8 июня
Я не брал в руки дневник всего два месяца. По крайней мере так видно по записям. Но ощущение, что прошло уже два года.
По крайней мере те события, что описаны с датами пятидесятых годов - они все далеко и в дымке. Мне даже показалось, что я не вспомнил бы о них, если бы не раскрыл дневник.
Время у нас и несется и стоит. Мы оказались как бы вне его. Наступило вневременье. Вроде все хорошо. И народ вроде доволен. И в то же время какое-то ощущение нереальности и зыбкости всего вокруг.
10 июня
Свалился с болезнью.
16 июня
Опять ощущение, что проболел месяца два. А на календаре и на улице - прошло всего пять дней. Решил съездить на север, развеятся. Зимний город начинает угнетать.
18 июня.
Пока меня не было все разъехались. Марио уехал еще осенью. А сейчас город просто опустел.

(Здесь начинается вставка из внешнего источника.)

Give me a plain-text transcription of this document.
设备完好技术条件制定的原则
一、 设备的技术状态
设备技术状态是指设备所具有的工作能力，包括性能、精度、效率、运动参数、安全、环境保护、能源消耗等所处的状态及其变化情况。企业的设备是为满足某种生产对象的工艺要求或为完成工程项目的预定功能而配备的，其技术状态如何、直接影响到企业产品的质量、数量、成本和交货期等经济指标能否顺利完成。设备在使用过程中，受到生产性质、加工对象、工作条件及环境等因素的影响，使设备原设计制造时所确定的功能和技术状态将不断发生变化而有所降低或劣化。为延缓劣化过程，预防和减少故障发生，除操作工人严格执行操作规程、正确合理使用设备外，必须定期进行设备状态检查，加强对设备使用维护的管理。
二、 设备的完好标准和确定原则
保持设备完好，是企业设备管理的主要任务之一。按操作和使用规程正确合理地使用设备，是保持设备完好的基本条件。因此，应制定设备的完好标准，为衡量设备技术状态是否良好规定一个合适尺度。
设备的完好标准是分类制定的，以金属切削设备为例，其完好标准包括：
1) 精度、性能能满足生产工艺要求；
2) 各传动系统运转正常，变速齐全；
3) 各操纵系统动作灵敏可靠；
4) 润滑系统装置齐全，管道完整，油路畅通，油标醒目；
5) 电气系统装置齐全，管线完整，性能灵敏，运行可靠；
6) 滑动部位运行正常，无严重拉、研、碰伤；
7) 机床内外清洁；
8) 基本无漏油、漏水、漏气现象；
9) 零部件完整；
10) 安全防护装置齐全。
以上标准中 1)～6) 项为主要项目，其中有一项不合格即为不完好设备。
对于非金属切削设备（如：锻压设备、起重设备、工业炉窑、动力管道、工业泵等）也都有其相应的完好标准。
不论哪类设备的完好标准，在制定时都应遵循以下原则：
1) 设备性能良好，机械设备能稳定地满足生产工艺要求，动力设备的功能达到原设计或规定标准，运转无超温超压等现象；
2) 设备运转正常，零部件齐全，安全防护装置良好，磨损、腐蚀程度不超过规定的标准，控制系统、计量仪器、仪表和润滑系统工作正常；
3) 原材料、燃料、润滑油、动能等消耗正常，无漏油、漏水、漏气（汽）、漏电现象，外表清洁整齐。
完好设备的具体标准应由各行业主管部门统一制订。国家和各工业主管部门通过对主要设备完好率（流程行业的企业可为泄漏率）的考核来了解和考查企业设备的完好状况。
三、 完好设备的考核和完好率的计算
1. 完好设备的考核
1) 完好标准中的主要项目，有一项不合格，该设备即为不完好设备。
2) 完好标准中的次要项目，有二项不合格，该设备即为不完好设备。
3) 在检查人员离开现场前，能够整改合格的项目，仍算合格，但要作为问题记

Ни с кем не общаюсь. Изредка перебрасываемся несколькими фразами с Бруно, когда встречаемся на улице.
22 июня 1932 года
По радио зазвучали немецкие марши. Говорят, что немцы заняли Париж.
Не прекращается ощущение дежавю. Все это было, но в какой-то другой жизни.
В Париже сейчас 1940 год. На разницу во времени уже никто не обращает внимания.
31 июня
Опять эта болезнь.
Дико болит голова. Лекарства помогают слабо. Доктор сказал - надо полежать.
По радио поймал Париж. Марши перемежаются речью фашистских бонз. В Париже уже 1941 год.
6 июля
Немцы вторглись в СССР.
Выхожу на улицу. Больно смотреть на солнце. У нас ничего не происходит.
16 июля.
Безумие. Время скачет как хочет. У нас проходят дни, в остальном мире - года. Все-таки это не у них что-то не в порядке. Это мы оказались во временной дыре. Медленно схожу с ума. Головная боль и апатия.
По радио только информация о победоносном наступлении немцев.
По слухам - Петроград в блокаде. Немцы у стен Москвы.
Я не знаю что делать.
Немцы бьют большевиков. Но мне почему-то очень больно от этого.
18 июля
Из Парижа пришли весточки о Сопротивлении. В нем участвуют и мои соотечественники.
Я практически не выхожу в город, но в этот раз добрался до Бруно.
В Париже был убит начальник таможни. Многие арестованы. Рассказывают страшное о концлагерях, куда сгоняют недовольных. Особая политика в отношении евреев.
Все очень страшно. По радио продолжают играть марши.
Я не выдержал и послал с почтой открытку на радио. Не могу уже слышать немецкую музыку и немецкие речи.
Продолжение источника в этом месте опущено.